Le parole dell'allenatore smuovono la cenere e le scintille di ribellione appiccano l'incendio dell'ammutinamento. "Dici a tuo padre che ce ne andiamo a casa", è così che Insigne affronta Edoardo De Laurentiis. Allan usa ‘accenti' differenti ma la sostanza è la stessa. Lo spogliatoio implode: i giocatori tornano a casa, Ancelotti va in ritiro con il suo staff. Lui obbedisce, la squadra no. E dà l'impressione (a pensar male) di voltarle le spalle evitando grattacapi per sé.

È il momento peggiore della crisi azzurra, lo scontro è totale. Il presidente minaccia multe salatissime, è pronto alla battaglia legale. La panchina traballa, non abbastanza da disarcionare Ancelotti. Non conviene a lui (che brutta figura farebbe un pluridecorato del suo rango), non conviene al club (che dovrebbe sborsare 18/20 milioni lordi in caso di esonero), non vuole lo stesso patron che con la squadra ce l'ha a morte e non ha alcuna intenzione di concederle alibi né darle ragione per le ‘lamentele' contro l'allenatore.

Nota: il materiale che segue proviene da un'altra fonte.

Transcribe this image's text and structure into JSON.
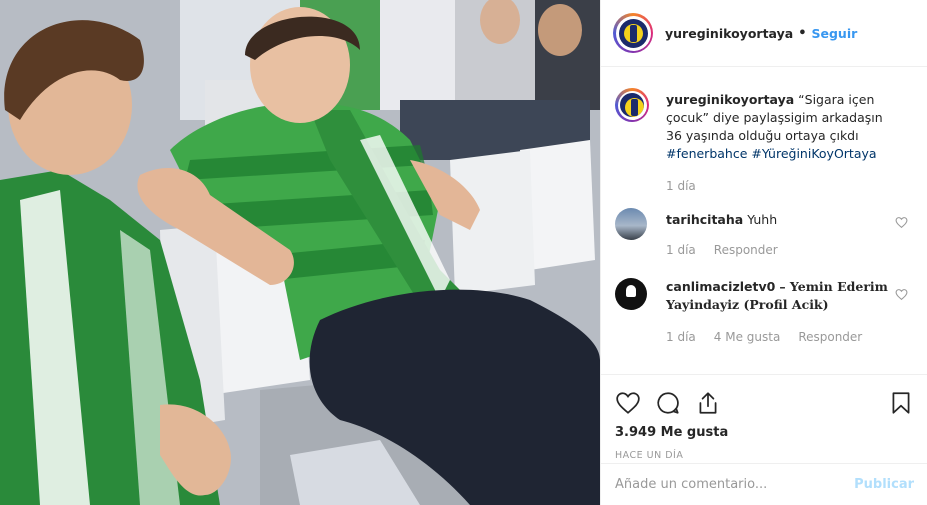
{
  "post": {
    "username": "yureginikoyortaya",
    "follow_label": "Seguir",
    "caption": {
      "username": "yureginikoyortaya",
      "text": "“Sigara içen çocuk” diye paylaşsigim arkadaşın 36 yaşında olduğu ortaya çıkdı",
      "hashtags": "#fenerbahce #YüreğiniKoyOrtaya",
      "time": "1 día"
    },
    "comments": [
      {
        "username": "tarihcitaha",
        "text": "Yuhh",
        "time": "1 día",
        "likes": "",
        "reply_label": "Responder"
      },
      {
        "username": "canlimacizletv0",
        "text": "– Yemin Ederim Yayindayiz (Profil Acik)",
        "time": "1 día",
        "likes": "4 Me gusta",
        "reply_label": "Responder"
      }
    ],
    "likes_count": "3.949 Me gusta",
    "date_label": "HACE UN DÍA",
    "add_comment_placeholder": "Añade un comentario...",
    "publish_label": "Publicar",
    "icons": [
      "heart-icon",
      "comment-icon",
      "share-icon",
      "bookmark-icon"
    ],
    "colors": {
      "link": "#3897f0",
      "publish_disabled": "#b2dffc",
      "hashtag": "#003569",
      "muted": "#999999"
    }
  }
}
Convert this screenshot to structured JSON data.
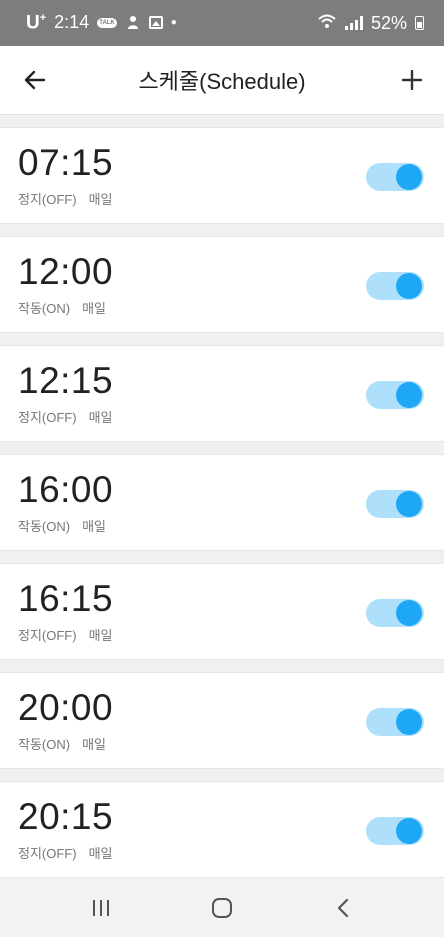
{
  "status_bar": {
    "carrier": "U",
    "carrier_sup": "+",
    "time": "2:14",
    "chat_badge": "TALK",
    "battery": "52%"
  },
  "header": {
    "title": "스케줄(Schedule)"
  },
  "schedules": [
    {
      "time": "07:15",
      "status": "정지(OFF)",
      "repeat": "매일",
      "enabled": true
    },
    {
      "time": "12:00",
      "status": "작동(ON)",
      "repeat": "매일",
      "enabled": true
    },
    {
      "time": "12:15",
      "status": "정지(OFF)",
      "repeat": "매일",
      "enabled": true
    },
    {
      "time": "16:00",
      "status": "작동(ON)",
      "repeat": "매일",
      "enabled": true
    },
    {
      "time": "16:15",
      "status": "정지(OFF)",
      "repeat": "매일",
      "enabled": true
    },
    {
      "time": "20:00",
      "status": "작동(ON)",
      "repeat": "매일",
      "enabled": true
    },
    {
      "time": "20:15",
      "status": "정지(OFF)",
      "repeat": "매일",
      "enabled": true
    }
  ],
  "colors": {
    "status_bar": "#7d7d7d",
    "toggle_track": "#aee0fb",
    "toggle_knob": "#1ea7f5"
  },
  "icons": {
    "back": "arrow-left-icon",
    "add": "plus-icon",
    "nav_recents": "recents-icon",
    "nav_home": "home-icon",
    "nav_back": "chevron-left-icon"
  }
}
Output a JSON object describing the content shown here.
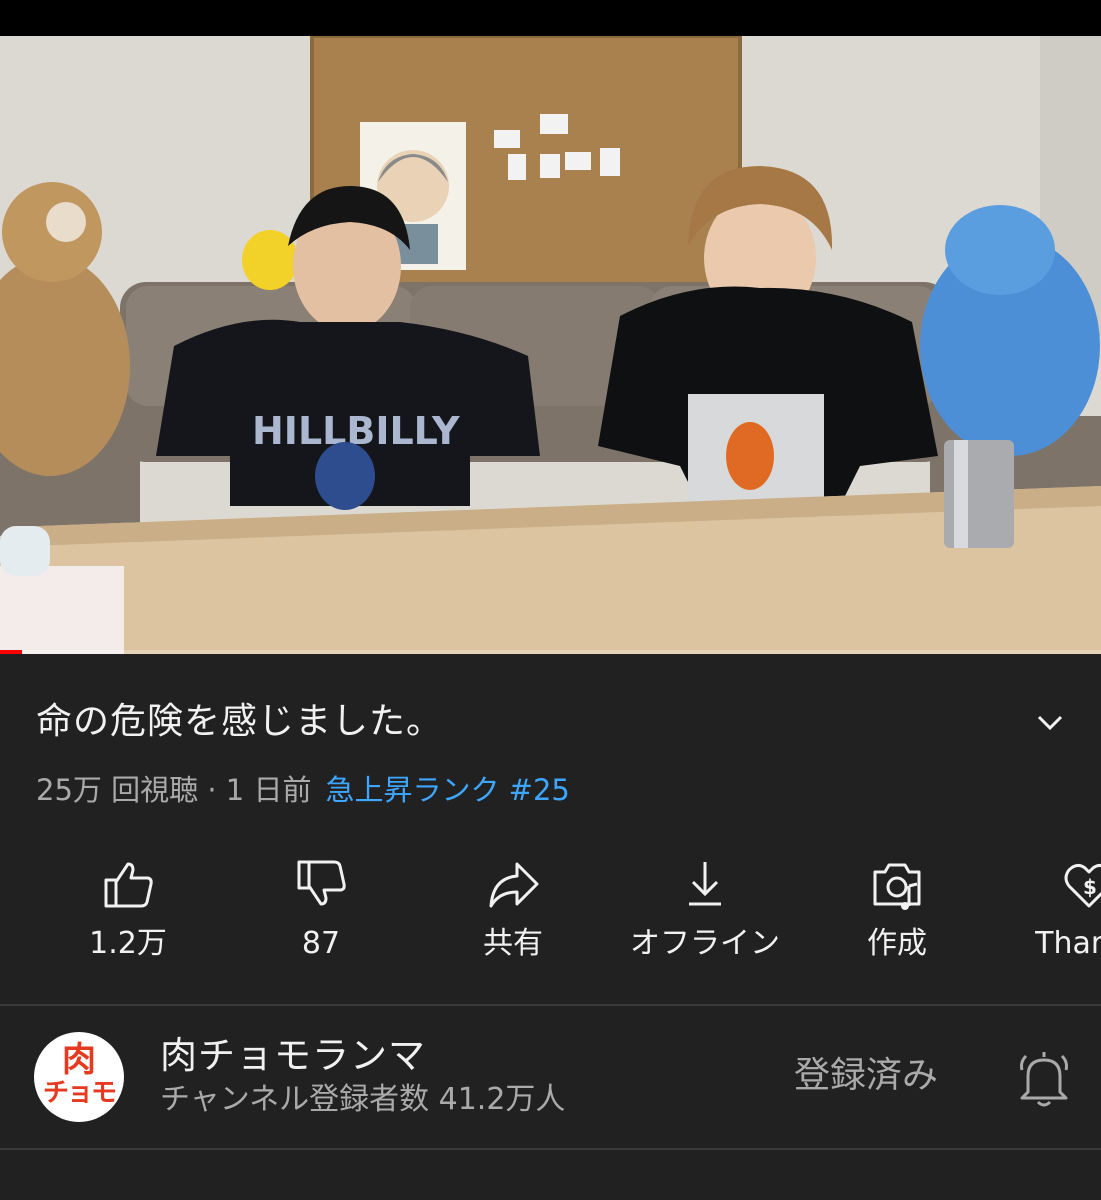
{
  "video": {
    "title": "命の危険を感じました。",
    "views": "25万 回視聴 · 1 日前",
    "trending": "急上昇ランク #25",
    "progress": 0.02,
    "thumbnail_text": "HILLBILLY"
  },
  "actions": [
    {
      "icon": "thumbs-up-icon",
      "label": "1.2万"
    },
    {
      "icon": "thumbs-down-icon",
      "label": "87"
    },
    {
      "icon": "share-icon",
      "label": "共有"
    },
    {
      "icon": "download-icon",
      "label": "オフライン"
    },
    {
      "icon": "create-icon",
      "label": "作成"
    },
    {
      "icon": "thanks-icon",
      "label": "Thanks"
    }
  ],
  "channel": {
    "name": "肉チョモランマ",
    "subscribers": "チャンネル登録者数 41.2万人",
    "avatar_line1": "肉",
    "avatar_line2": "チョモ",
    "subscribed_label": "登録済み"
  },
  "colors": {
    "background": "#212121",
    "accent_link": "#3ea6ff",
    "progress": "#ff0000",
    "secondary_text": "#aaaaaa"
  }
}
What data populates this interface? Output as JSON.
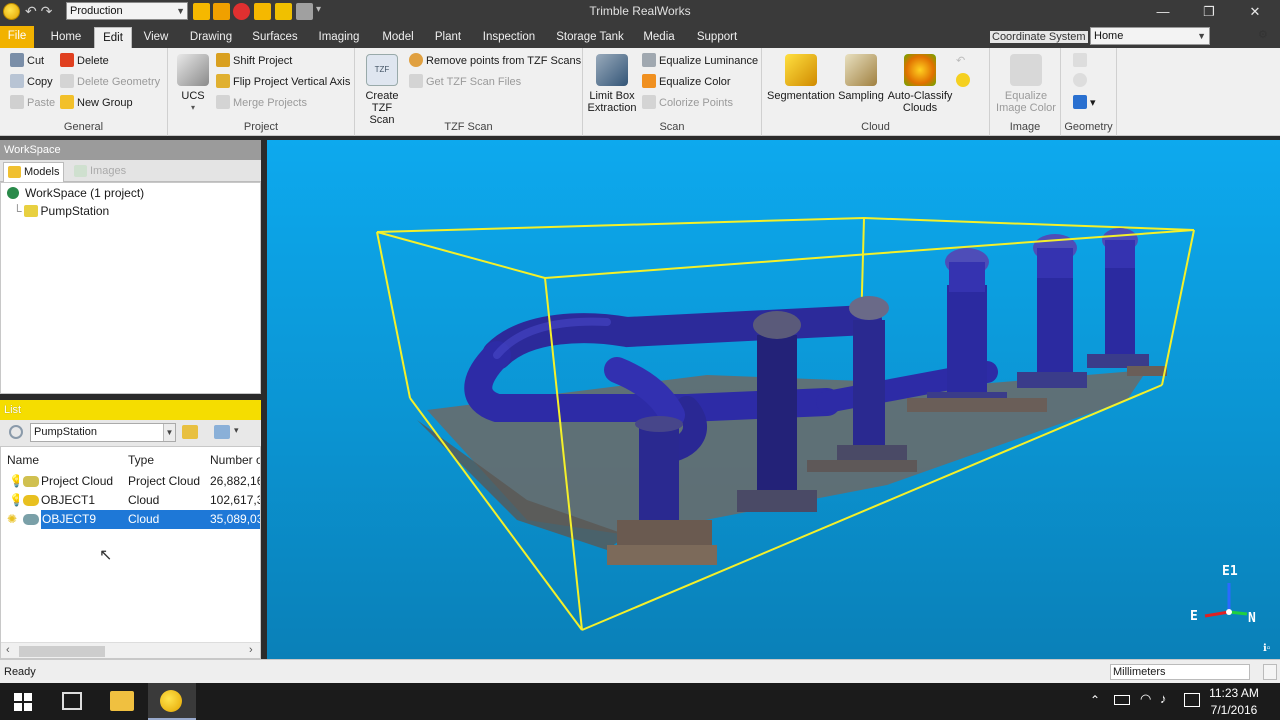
{
  "window": {
    "title": "Trimble RealWorks",
    "project_select": "Production"
  },
  "tabs": [
    {
      "label": "File"
    },
    {
      "label": "Home"
    },
    {
      "label": "Edit"
    },
    {
      "label": "View"
    },
    {
      "label": "Drawing"
    },
    {
      "label": "Surfaces"
    },
    {
      "label": "Imaging"
    },
    {
      "label": "Model"
    },
    {
      "label": "Plant"
    },
    {
      "label": "Inspection"
    },
    {
      "label": "Storage Tank"
    },
    {
      "label": "Media"
    },
    {
      "label": "Support"
    }
  ],
  "active_tab": "Edit",
  "coordinate_system": {
    "label": "Coordinate System",
    "value": "Home"
  },
  "ribbon": {
    "general": {
      "label": "General",
      "cut": "Cut",
      "copy": "Copy",
      "paste": "Paste",
      "delete": "Delete",
      "delete_geometry": "Delete Geometry",
      "new_group": "New Group"
    },
    "project": {
      "label": "Project",
      "ucs": "UCS",
      "shift_project": "Shift Project",
      "flip_axis": "Flip Project Vertical Axis",
      "merge_projects": "Merge Projects"
    },
    "tzf": {
      "label": "TZF Scan",
      "create_line1": "Create",
      "create_line2": "TZF Scan",
      "remove_points": "Remove points from TZF Scans",
      "get_files": "Get TZF Scan Files",
      "icon_text": "TZF"
    },
    "scan": {
      "label": "Scan",
      "limit_line1": "Limit Box",
      "limit_line2": "Extraction",
      "equalize_luminance": "Equalize Luminance",
      "equalize_color": "Equalize Color",
      "colorize_points": "Colorize Points"
    },
    "cloud": {
      "label": "Cloud",
      "segmentation": "Segmentation",
      "sampling": "Sampling",
      "auto_line1": "Auto-Classify",
      "auto_line2": "Clouds"
    },
    "image": {
      "label": "Image",
      "eq_line1": "Equalize",
      "eq_line2": "Image Color"
    },
    "geometry": {
      "label": "Geometry"
    }
  },
  "workspace": {
    "header": "WorkSpace",
    "tab_models": "Models",
    "tab_images": "Images",
    "root": "WorkSpace  (1 project)",
    "project": "PumpStation"
  },
  "list": {
    "header": "List",
    "filter": "PumpStation",
    "columns": [
      "Name",
      "Type",
      "Number o"
    ],
    "rows": [
      {
        "name": "Project Cloud",
        "type": "Project Cloud",
        "number": "26,882,16"
      },
      {
        "name": "OBJECT1",
        "type": "Cloud",
        "number": "102,617,3"
      },
      {
        "name": "OBJECT9",
        "type": "Cloud",
        "number": "35,089,03"
      }
    ],
    "selected_row": 2
  },
  "viewport": {
    "axis_up": "E1",
    "axis_left": "E",
    "axis_right": "N",
    "box_color": "#f4f02a",
    "bg_color": "#0da9ee"
  },
  "status": {
    "text": "Ready",
    "units": "Millimeters"
  },
  "taskbar": {
    "time": "11:23 AM",
    "date": "7/1/2016"
  }
}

Piuttosto, lo seguano e si adeguino ai suoi metodi.

Lui sta dalla parte di Ancelotti, lo è sempre stato e lo è ancora di più adesso che sostenerlo gli è anzitutto utile (la stima è un'altra cosa e adesso è mutata) affinché la nave esca dalle acque ‘perigliose' e ritrovi la rotta. A ogni costo. E chi non si allinea può essere buttato a mare. Metaforicamente è quel ricorso al concetto delle ‘mele marce' citato da Arrigo Sacchi. Quelle ‘mele marce' che verranno scartate a fine stagione o anche prima, qualora la situazione lo richieda.

E allora Carletto, che sa di avere ancora poco margine per resistere al timone (Udine e poi Genk, la qualificazione agli ottavi di Coppa), stretto all'angolo serra le braccia e i gomiti, mulina pugni e passa all'attacco. Se uscirà di scena non lo farà certo senza combattere, chinando il capo o, peggio, senza dare evidenza che – al netto delle sue colpe – lavorare con un gruppo del genere è impossibile anche per uno navigato come lui.

Si spiega anche così l'improvvisa linea dell'intransigenza adottata da Ancelotti che si sente tradito dalla squadra e, dinanzi all'ennesima contestazione dei calciatori su metodologie di allenamento e assetto tattico, ribadisce loro: "Assumetevi le vostre responsabilità, in campo ci scendete voi". Il motivo? Più che esigenza di fare chiarezza, premiando chi merita e ha voglia per davvero di sudare la maglia, è auto-difesa. Non è una scelta forte ma (forse) una sorta di exit-strategy. Non è pugno di ferro ma tiro alla fune. Adesso è toccato a lui dare l'ennesimo strattone. È un Napoli alle corde.